If you’ve listened to the Motorcycle Mentor Podcast or read one of my skills books, you know I like to present both sides of every argument. I’ve already presented the advantages of motorcycles with anti-lock braking systems (ABS). In this chapter, I’ll present the disadvantages.
Starting in 2012, all new cars and light trucks sold in the United States have come with ABS as standard equipment. The technology is simple, mature, and relatively inexpensive.
So why haven’t bike makers embraced ABS like the automotive industry? Simple economics suggests it’s because riders aren’t demanding it.
Hopefully, I can change a few minds by addressing some of the arguments I hear against ABS.
ABS Disadvantage #1
The argument against ABS I hear most often is this.
“A riding friend said my first motorcycle shouldn’t have ABS because it encourages poor braking habits.”
ABS allows you to grab (squeeze) more brake than you could with conventional brakes. But just because you have ABS doesn’t mean you’ll be forced to brake incorrectly. ABS doesn’t change the way you brake; it just keeps you from locking up your tires.
The most important thing to know about motorcycle braking is that you should predominately use your front brake. A bike without ABS won’t teach you this, and it certainly won’t slap you on the butt when you use your rear brake too much.
The second most important thing to know about motorcycle braking is that you should avoid locking up your rear tire. ABS prevents this.
Proper braking techniques are first learned with your head and then developed with practice and repetition until the correct way becomes a part of your muscle memory.
This process is the same whether you have ABS or not.
ABS Disadvantage #2
The second argument against ABS I hear is this.
“Some riders can stop faster on a motorcycle without ABS than they can on the same motorcycle equipped with ABS.”
This might be true for top riders. But while we would all like to believe we’re in the top rider category, few of us are. I’m certainly not, and I presume you’re not either. I’m not particularly motivated that MotoGP champion Valentino Rossi can stop faster without ABS.
I’m more moved that you and I can stop more quickly with ABS.
Every study I’ve seen shows that most riders (from beginner to experienced) can stop more quickly with ABS in panic situations than without it. As ABS technology improves, I predict that even MotoGP racers will use it. I promise they understand what will happen if their rear tire loses traction at 150 mph.
ABS Disadvantage #3
The third argument against ABS I hear is this.
“Motorcycles with ABS don’t perform as well in dirt and gravel.”
There’s some truth to this argument, but it’s not always the case. Some tests have shown that motorcycles with off-road ABS stop just as well or even better than their non-ABS cousins in off-road situations.1
Many adventure motorcycles designed for on-road and off-road use, like the BMW R1200GS Adventure (my current bike), allow the rider to disengage it.

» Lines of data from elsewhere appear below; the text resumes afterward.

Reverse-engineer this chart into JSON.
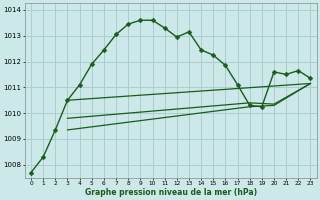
{
  "title": "Graphe pression niveau de la mer (hPa)",
  "background_color": "#cce8e8",
  "grid_color": "#aacece",
  "line_color": "#1a5c1a",
  "xlim": [
    -0.5,
    23.5
  ],
  "ylim": [
    1007.5,
    1014.25
  ],
  "yticks": [
    1008,
    1009,
    1010,
    1011,
    1012,
    1013,
    1014
  ],
  "xticks": [
    0,
    1,
    2,
    3,
    4,
    5,
    6,
    7,
    8,
    9,
    10,
    11,
    12,
    13,
    14,
    15,
    16,
    17,
    18,
    19,
    20,
    21,
    22,
    23
  ],
  "series_main": {
    "x": [
      0,
      1,
      2,
      3,
      4,
      5,
      6,
      7,
      8,
      9,
      10,
      11,
      12,
      13,
      14,
      15,
      16,
      17,
      18,
      19,
      20,
      21,
      22,
      23
    ],
    "y": [
      1007.7,
      1008.3,
      1009.35,
      1010.5,
      1011.1,
      1011.9,
      1012.45,
      1013.05,
      1013.45,
      1013.6,
      1013.6,
      1013.3,
      1012.95,
      1013.15,
      1012.45,
      1012.25,
      1011.85,
      1011.1,
      1010.3,
      1010.25,
      1011.6,
      1011.5,
      1011.65,
      1011.35
    ],
    "marker": "D",
    "markersize": 2.5,
    "linewidth": 1.0
  },
  "series_flat": [
    {
      "x": [
        3,
        23
      ],
      "y": [
        1010.5,
        1011.15
      ],
      "linewidth": 0.9
    },
    {
      "x": [
        3,
        18,
        20,
        23
      ],
      "y": [
        1009.8,
        1010.4,
        1010.35,
        1011.15
      ],
      "linewidth": 0.9
    },
    {
      "x": [
        3,
        18,
        20,
        23
      ],
      "y": [
        1009.35,
        1010.25,
        1010.3,
        1011.15
      ],
      "linewidth": 0.9
    }
  ]
}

Perfect. Turn ABS off when you go off-road—if you want to.
NOTE: I usually keep my ABS on even when I’m riding in off-road conditions. But that discussion is for another time.
The Bottom Line
I don’t profess that current ABS technology is perfect. But the advantages—shorter stopping distances in most situations, fewer lowside and highside crashes, easier to use in panic stops—far outweigh the disadvantages. So much so that I’ve made a personal commitment never to own a motorcycle that doesn’t have ABS.

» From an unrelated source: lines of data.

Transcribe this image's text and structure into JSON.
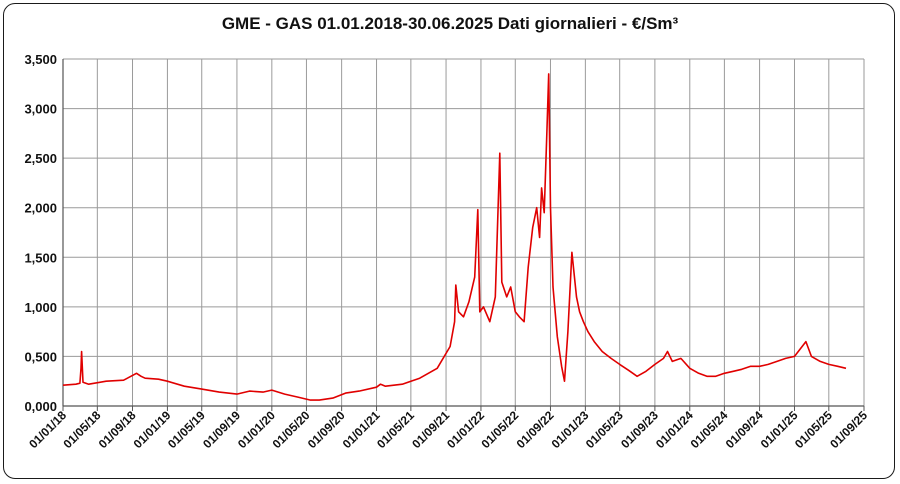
{
  "chart_data": {
    "type": "line",
    "title": "GME - GAS 01.01.2018-30.06.2025 Dati giornalieri - €/Sm³",
    "xlabel": "",
    "ylabel": "",
    "ylim": [
      0,
      3.5
    ],
    "xlim": [
      "2018-01-01",
      "2025-09-01"
    ],
    "grid": true,
    "legend": "none",
    "y_ticks": [
      "0,000",
      "0,500",
      "1,000",
      "1,500",
      "2,000",
      "2,500",
      "3,000",
      "3,500"
    ],
    "x_ticks": [
      "01/01/18",
      "01/05/18",
      "01/09/18",
      "01/01/19",
      "01/05/19",
      "01/09/19",
      "01/01/20",
      "01/05/20",
      "01/09/20",
      "01/01/21",
      "01/05/21",
      "01/09/21",
      "01/01/22",
      "01/05/22",
      "01/09/22",
      "01/01/23",
      "01/05/23",
      "01/09/23",
      "01/01/24",
      "01/05/24",
      "01/09/24",
      "01/01/25",
      "01/05/25",
      "01/09/25"
    ],
    "x_tick_dates": [
      "2018-01-01",
      "2018-05-01",
      "2018-09-01",
      "2019-01-01",
      "2019-05-01",
      "2019-09-01",
      "2020-01-01",
      "2020-05-01",
      "2020-09-01",
      "2021-01-01",
      "2021-05-01",
      "2021-09-01",
      "2022-01-01",
      "2022-05-01",
      "2022-09-01",
      "2023-01-01",
      "2023-05-01",
      "2023-09-01",
      "2024-01-01",
      "2024-05-01",
      "2024-09-01",
      "2025-01-01",
      "2025-05-01",
      "2025-09-01"
    ],
    "line_color": "#e00000",
    "series": [
      {
        "name": "",
        "x": [
          "2018-01-01",
          "2018-02-15",
          "2018-03-01",
          "2018-03-05",
          "2018-03-07",
          "2018-03-12",
          "2018-04-01",
          "2018-06-01",
          "2018-08-01",
          "2018-09-15",
          "2018-10-01",
          "2018-10-15",
          "2018-12-01",
          "2019-01-01",
          "2019-03-01",
          "2019-05-01",
          "2019-07-01",
          "2019-09-01",
          "2019-10-15",
          "2019-12-01",
          "2020-01-01",
          "2020-02-15",
          "2020-04-01",
          "2020-05-15",
          "2020-06-15",
          "2020-08-01",
          "2020-09-15",
          "2020-11-01",
          "2021-01-01",
          "2021-01-15",
          "2021-02-01",
          "2021-04-01",
          "2021-06-01",
          "2021-08-01",
          "2021-09-15",
          "2021-10-01",
          "2021-10-05",
          "2021-10-15",
          "2021-11-01",
          "2021-11-20",
          "2021-12-10",
          "2021-12-21",
          "2021-12-28",
          "2022-01-10",
          "2022-02-01",
          "2022-02-20",
          "2022-03-08",
          "2022-03-15",
          "2022-04-01",
          "2022-04-15",
          "2022-05-01",
          "2022-05-15",
          "2022-06-01",
          "2022-06-15",
          "2022-07-01",
          "2022-07-15",
          "2022-07-25",
          "2022-08-01",
          "2022-08-10",
          "2022-08-20",
          "2022-08-26",
          "2022-09-01",
          "2022-09-10",
          "2022-09-25",
          "2022-10-10",
          "2022-10-20",
          "2022-11-01",
          "2022-11-15",
          "2022-12-01",
          "2022-12-12",
          "2022-12-25",
          "2023-01-10",
          "2023-02-01",
          "2023-03-01",
          "2023-04-01",
          "2023-05-01",
          "2023-06-01",
          "2023-07-01",
          "2023-08-01",
          "2023-09-01",
          "2023-10-01",
          "2023-10-15",
          "2023-11-01",
          "2023-12-01",
          "2024-01-01",
          "2024-02-01",
          "2024-03-01",
          "2024-04-01",
          "2024-05-01",
          "2024-06-01",
          "2024-07-01",
          "2024-08-01",
          "2024-09-01",
          "2024-10-01",
          "2024-11-01",
          "2024-12-01",
          "2025-01-01",
          "2025-02-10",
          "2025-03-01",
          "2025-04-01",
          "2025-05-01",
          "2025-06-01",
          "2025-06-30"
        ],
        "values": [
          0.21,
          0.22,
          0.23,
          0.38,
          0.55,
          0.24,
          0.22,
          0.25,
          0.26,
          0.33,
          0.3,
          0.28,
          0.27,
          0.25,
          0.2,
          0.17,
          0.14,
          0.12,
          0.15,
          0.14,
          0.16,
          0.12,
          0.09,
          0.06,
          0.06,
          0.08,
          0.13,
          0.15,
          0.19,
          0.22,
          0.2,
          0.22,
          0.28,
          0.38,
          0.6,
          0.85,
          1.22,
          0.95,
          0.9,
          1.05,
          1.3,
          1.98,
          0.95,
          1.0,
          0.85,
          1.1,
          2.55,
          1.25,
          1.1,
          1.2,
          0.95,
          0.9,
          0.85,
          1.4,
          1.8,
          2.0,
          1.7,
          2.2,
          1.95,
          2.8,
          3.35,
          2.0,
          1.2,
          0.7,
          0.4,
          0.25,
          0.75,
          1.55,
          1.1,
          0.95,
          0.85,
          0.75,
          0.65,
          0.55,
          0.48,
          0.42,
          0.36,
          0.3,
          0.35,
          0.42,
          0.48,
          0.55,
          0.45,
          0.48,
          0.38,
          0.33,
          0.3,
          0.3,
          0.33,
          0.35,
          0.37,
          0.4,
          0.4,
          0.42,
          0.45,
          0.48,
          0.5,
          0.65,
          0.5,
          0.45,
          0.42,
          0.4,
          0.38
        ]
      }
    ]
  }
}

Think about it this way. If a car spinning out of control is coming across your lane in front of you, do you really want to have to worry about grabbing the correct amount of front and rear brake—the amount that stops you in the shortest distance but doesn’t lock up your rear tire?

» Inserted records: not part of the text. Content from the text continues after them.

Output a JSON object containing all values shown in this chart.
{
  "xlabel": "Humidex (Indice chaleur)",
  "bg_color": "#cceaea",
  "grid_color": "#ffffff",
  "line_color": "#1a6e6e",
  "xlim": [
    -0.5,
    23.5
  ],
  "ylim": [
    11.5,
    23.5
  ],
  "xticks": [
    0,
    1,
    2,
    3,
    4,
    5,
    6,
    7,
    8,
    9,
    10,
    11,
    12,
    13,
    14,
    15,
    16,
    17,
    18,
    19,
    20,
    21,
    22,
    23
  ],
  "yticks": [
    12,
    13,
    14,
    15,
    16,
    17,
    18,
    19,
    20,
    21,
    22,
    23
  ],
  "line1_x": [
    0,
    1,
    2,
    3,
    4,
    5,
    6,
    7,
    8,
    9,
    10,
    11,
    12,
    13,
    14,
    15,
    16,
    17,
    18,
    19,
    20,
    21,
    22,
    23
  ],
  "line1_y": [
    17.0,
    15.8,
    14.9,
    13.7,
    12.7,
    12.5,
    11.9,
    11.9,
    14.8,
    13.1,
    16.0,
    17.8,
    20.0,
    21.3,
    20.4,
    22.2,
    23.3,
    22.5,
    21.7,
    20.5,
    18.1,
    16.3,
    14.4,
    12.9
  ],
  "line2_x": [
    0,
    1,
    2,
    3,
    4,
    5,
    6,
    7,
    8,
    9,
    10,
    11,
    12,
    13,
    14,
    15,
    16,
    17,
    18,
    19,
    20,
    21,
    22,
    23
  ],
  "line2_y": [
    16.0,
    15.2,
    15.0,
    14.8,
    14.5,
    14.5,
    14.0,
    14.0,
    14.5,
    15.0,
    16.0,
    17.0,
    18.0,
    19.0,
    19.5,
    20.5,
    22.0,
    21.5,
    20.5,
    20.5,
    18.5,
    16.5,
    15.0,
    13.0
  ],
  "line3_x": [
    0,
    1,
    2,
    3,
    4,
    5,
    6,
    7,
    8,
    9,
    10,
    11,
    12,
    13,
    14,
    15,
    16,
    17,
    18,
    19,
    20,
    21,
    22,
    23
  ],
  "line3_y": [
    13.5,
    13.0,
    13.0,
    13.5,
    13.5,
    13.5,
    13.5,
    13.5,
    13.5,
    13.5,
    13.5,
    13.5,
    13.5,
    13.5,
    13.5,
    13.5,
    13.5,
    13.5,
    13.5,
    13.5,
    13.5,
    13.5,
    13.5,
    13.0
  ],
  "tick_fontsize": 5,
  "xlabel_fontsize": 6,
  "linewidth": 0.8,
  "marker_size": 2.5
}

I don’t (and won’t)—because I have ABS.
I can grab both brakes and let ABS do its thing.
Leading the Way
BMW embraced ABS before most others. When I started looking for my first motorcycle, the only used motorcycles with ABS in my price range (motorcycles old enough) were BMWs.
I didn’t fully understand the advantages of ABS back then, so I ended up buying a motorcycle with linked brakes.
BMW continues to lead the way. In 2013, BMW Motorrad was the first manufacturer to equip all new motorcycles with ABS as standard equipment.
ABS has been available on most touring and sport-touring bikes for years. Recently, other manufacturers (including Harley Davidson) have started offering models with ABS—sometimes as standard equipment and sometimes as an upgrade.
I want my Harley friends to have the same advantages I do.
* A portion of this article is an excerpt from my book Motorcycle Hacks.